Does coconut milk need to be refrigerated?
Most cans and cartons of coconut milk that I have found are shelf/pantry stable if unopened but need to be refrigerated immediately after opening. If you have made coconut milk yourself, that will need to be refrigerated straight away.
Factors that influence coconut milk storage:
An airtight container in the refrigerator will help keep your coconut milk fresher for longer. Don’t leave it in the can! I prefer a glass bottle so you can shake it up and evenly distribute its fat particles through the coconut water every so often.
Your opened coconut milk will spoil if left in warm temperatures, and this is because the coconut milk will start to separate and create a bad texture and taste. Store your coconut milk in the refrigerator at 40°F or below for best results.
Type of coconut milk
Different varieties of coconut milk will affect its longevity. Full fat will often have a better shelf life than low-fat, processed cartons of coconut milk for your coffee will last longer than the coconut milk you made yourself. My barista keeps the coconut milk he uses for coffee on the counter, opened all day, and it doesn’t seem to go bad, whereas once I tried to make my own coconut milk, left it out for a few hours, and it soured.
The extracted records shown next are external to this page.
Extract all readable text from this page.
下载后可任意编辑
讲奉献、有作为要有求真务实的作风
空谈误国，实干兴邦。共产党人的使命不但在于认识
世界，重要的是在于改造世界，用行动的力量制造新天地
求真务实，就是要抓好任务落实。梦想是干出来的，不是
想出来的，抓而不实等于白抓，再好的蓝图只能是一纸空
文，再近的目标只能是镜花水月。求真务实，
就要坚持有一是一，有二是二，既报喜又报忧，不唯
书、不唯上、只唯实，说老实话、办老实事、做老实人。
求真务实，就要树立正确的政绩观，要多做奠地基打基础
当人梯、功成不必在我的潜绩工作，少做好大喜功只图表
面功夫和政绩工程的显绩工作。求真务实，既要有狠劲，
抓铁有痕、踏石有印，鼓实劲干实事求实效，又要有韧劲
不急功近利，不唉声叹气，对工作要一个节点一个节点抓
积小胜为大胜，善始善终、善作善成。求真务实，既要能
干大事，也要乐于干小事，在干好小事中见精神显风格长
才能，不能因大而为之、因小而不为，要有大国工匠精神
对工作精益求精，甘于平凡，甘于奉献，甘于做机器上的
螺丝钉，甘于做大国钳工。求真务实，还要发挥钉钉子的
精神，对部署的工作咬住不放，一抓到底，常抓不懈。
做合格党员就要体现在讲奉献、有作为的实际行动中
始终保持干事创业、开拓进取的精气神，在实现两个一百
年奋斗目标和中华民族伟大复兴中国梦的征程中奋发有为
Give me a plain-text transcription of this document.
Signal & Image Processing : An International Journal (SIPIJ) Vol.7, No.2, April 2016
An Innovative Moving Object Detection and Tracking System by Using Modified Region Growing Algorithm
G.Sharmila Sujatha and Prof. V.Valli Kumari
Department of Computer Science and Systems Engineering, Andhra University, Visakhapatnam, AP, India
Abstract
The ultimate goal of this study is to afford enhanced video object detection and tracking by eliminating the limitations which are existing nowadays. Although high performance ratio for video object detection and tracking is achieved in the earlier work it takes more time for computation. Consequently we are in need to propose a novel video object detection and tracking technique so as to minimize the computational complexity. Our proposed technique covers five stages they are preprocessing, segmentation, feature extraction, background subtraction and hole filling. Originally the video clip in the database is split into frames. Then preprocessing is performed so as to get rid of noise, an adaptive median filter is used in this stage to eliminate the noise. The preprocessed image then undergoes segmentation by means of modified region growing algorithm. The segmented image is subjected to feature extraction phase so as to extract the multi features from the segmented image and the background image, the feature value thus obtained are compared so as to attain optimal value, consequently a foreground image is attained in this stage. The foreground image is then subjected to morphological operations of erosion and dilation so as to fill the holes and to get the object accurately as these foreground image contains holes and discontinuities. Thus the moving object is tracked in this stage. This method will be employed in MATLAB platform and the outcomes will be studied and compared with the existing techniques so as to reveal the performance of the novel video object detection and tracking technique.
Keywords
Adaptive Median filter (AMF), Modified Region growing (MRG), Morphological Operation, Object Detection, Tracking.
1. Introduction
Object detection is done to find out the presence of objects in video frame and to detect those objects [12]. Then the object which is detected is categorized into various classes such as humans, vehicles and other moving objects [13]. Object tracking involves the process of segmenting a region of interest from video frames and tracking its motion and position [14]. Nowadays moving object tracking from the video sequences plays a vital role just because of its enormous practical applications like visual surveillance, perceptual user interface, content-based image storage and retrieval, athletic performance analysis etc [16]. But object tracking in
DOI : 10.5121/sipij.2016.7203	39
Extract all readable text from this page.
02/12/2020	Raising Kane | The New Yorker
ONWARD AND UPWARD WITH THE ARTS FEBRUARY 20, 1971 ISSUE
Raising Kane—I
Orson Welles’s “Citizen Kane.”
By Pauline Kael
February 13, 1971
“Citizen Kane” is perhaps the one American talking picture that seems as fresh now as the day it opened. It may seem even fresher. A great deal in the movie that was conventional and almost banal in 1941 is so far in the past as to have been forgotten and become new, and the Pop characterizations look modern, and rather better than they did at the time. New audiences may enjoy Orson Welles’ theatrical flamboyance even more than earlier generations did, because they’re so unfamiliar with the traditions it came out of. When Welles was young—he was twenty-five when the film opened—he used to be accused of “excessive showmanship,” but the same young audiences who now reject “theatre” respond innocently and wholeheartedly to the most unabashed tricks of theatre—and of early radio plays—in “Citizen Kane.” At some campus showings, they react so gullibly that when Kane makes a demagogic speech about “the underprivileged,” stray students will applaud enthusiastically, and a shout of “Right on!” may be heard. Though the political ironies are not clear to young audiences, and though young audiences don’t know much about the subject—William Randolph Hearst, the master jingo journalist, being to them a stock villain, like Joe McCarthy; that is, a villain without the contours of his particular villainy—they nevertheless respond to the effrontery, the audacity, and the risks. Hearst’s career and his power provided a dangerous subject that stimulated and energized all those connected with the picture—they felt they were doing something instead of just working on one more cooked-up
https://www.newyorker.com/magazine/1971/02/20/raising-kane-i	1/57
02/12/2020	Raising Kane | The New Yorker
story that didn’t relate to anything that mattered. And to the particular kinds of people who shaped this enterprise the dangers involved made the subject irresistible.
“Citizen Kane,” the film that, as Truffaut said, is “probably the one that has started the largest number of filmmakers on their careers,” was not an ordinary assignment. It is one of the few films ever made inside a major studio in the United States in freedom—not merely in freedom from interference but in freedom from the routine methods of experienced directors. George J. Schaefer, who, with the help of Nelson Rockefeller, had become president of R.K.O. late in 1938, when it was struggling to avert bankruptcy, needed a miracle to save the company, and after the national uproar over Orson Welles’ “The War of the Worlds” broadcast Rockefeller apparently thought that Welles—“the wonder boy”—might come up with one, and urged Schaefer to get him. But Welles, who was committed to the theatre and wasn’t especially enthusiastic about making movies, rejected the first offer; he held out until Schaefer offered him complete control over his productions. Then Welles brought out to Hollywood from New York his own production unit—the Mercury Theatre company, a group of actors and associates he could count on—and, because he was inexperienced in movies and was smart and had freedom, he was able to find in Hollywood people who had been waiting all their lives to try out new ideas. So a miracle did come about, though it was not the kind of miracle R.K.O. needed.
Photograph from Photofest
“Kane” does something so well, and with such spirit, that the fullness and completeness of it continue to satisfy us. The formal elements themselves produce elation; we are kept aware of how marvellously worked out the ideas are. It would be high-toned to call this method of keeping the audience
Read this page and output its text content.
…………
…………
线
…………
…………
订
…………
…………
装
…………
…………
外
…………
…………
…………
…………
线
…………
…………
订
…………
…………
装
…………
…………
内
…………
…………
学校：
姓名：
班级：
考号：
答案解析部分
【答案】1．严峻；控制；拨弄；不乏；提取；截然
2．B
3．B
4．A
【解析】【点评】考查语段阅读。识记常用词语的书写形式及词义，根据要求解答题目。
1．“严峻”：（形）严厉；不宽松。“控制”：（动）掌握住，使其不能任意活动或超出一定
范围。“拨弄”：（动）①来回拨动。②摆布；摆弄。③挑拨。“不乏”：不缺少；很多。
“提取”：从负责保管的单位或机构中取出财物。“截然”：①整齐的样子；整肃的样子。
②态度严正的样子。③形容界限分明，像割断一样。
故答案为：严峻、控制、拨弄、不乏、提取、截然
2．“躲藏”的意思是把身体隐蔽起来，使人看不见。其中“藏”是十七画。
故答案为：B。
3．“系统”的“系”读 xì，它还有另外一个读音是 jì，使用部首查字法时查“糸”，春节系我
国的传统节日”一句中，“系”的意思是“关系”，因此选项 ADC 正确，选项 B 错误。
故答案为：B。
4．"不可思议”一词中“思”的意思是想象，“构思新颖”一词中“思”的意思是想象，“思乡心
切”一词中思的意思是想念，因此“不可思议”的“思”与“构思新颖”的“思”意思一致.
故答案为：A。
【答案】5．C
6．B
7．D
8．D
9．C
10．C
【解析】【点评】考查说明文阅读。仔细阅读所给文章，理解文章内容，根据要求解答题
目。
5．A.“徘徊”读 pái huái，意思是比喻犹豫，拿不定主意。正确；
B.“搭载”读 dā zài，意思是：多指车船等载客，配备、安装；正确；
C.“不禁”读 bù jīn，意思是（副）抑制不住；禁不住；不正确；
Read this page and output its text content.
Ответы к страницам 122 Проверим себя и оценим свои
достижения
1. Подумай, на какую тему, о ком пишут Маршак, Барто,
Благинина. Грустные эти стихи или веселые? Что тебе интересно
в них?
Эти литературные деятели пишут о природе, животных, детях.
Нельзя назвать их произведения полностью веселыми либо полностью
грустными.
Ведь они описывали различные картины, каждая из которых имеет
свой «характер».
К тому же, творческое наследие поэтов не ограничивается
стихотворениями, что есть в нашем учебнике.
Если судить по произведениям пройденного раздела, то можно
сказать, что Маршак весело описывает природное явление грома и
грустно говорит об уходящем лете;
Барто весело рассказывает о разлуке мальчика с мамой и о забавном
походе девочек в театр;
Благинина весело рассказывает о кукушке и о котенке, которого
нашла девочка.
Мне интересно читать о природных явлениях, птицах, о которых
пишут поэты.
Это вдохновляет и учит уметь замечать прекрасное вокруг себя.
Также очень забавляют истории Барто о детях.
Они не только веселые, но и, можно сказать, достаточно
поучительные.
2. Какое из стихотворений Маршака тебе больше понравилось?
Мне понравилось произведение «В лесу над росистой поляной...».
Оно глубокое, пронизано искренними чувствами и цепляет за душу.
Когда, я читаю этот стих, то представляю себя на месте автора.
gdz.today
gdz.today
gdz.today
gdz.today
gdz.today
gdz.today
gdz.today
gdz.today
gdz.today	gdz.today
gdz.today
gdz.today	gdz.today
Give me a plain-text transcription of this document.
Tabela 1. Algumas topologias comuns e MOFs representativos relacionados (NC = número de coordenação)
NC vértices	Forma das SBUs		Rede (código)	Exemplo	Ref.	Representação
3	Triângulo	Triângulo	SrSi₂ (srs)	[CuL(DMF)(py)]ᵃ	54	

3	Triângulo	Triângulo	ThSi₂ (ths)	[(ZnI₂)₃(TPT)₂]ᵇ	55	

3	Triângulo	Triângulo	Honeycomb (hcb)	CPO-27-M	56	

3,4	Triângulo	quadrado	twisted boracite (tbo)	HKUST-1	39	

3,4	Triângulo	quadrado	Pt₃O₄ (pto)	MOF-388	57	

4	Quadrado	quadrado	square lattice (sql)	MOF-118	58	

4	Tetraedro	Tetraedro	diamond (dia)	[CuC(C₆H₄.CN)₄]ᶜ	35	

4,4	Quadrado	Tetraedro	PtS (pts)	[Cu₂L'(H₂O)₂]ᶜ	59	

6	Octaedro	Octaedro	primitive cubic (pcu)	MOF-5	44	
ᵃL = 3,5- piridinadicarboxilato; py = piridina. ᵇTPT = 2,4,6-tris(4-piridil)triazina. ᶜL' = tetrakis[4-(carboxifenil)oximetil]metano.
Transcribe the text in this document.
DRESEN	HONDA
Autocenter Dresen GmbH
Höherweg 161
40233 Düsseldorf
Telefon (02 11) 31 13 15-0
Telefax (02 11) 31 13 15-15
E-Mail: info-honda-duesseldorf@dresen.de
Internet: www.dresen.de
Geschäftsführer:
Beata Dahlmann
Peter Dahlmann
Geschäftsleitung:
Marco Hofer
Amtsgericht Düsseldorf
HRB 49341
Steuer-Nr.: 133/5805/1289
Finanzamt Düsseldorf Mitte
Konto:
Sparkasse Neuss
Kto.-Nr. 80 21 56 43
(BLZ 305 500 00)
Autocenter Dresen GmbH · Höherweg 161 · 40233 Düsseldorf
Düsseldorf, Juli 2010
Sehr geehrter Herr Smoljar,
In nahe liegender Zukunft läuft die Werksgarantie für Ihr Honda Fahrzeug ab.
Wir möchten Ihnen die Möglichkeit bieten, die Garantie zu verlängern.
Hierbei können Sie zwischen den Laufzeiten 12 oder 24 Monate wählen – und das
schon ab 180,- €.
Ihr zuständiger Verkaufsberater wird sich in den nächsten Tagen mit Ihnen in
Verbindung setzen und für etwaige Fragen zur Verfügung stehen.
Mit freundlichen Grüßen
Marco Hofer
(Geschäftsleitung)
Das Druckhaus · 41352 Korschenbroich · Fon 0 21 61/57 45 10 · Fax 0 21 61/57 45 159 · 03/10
Can you freeze coconut milk?
Yes, you CAN freeze coconut milk! It may affect the product’s texture once it has been defrosted, so if that is important to you, then it isn’t a great idea. Your coconut milk should be good for a few months in the freezer. Before use, take it out and leave it in the fridge to defrost or on the kitchen bench if you are sure you won’t forget about it.
Frozen coconut milk can also be dumped as is into a curry while you are cooking it, especially if it’s a low and slow-cooked recipe.
How to spot spoiled coconut milk
Coconut milk that has gone bad might smell a bit funky or have a slimy or lumpy texture. Discoloration may also occur. If you notice any of these things, better to be safe than sorry; throw it away!
In order to really know what bad coconut milk (or anything for that matter) smells like, I always sniff stuff when it is fresh so I can compare the smells later. I literally do this for all my foods, and over time, your nose will become quite adept at sniffing out the not-so-fresh ingredients in your fridge!
Coconut milk is a great dairy alternative unless you’re on a low-fat diet. It contains healthy fats and various vitamins and minerals not necessarily found in cow’s milk. It tends to be easier on the stomach than cow’s milk too. It may not be healthier if you buy the packaged and carton varieties with added sugar and preservatives, though.
This depends on personal preference and dietary needs. Generally, coconut milk contains more healthy fats than almond milk but has fewer vitamins and minerals. Additionally, almond milk is usually lower in calories than coconut milk. Almond milk these days is more likely to contain added sugars, stabilizers, and other things, so coconut is probably a safer bet if you want to avoid those.
Coconut milk is high in fat, and that fat solidifies at cool to cold temperatures. Sometimes, if your milk looks curdled, but you know it isn’t off, it is because of this. Have you ever had coconut oil, and noticed how in summer it’s liquid, and in winter it is solid? Those bits of oil in the milk are doing the same thing, and it’s always winter in your fridge.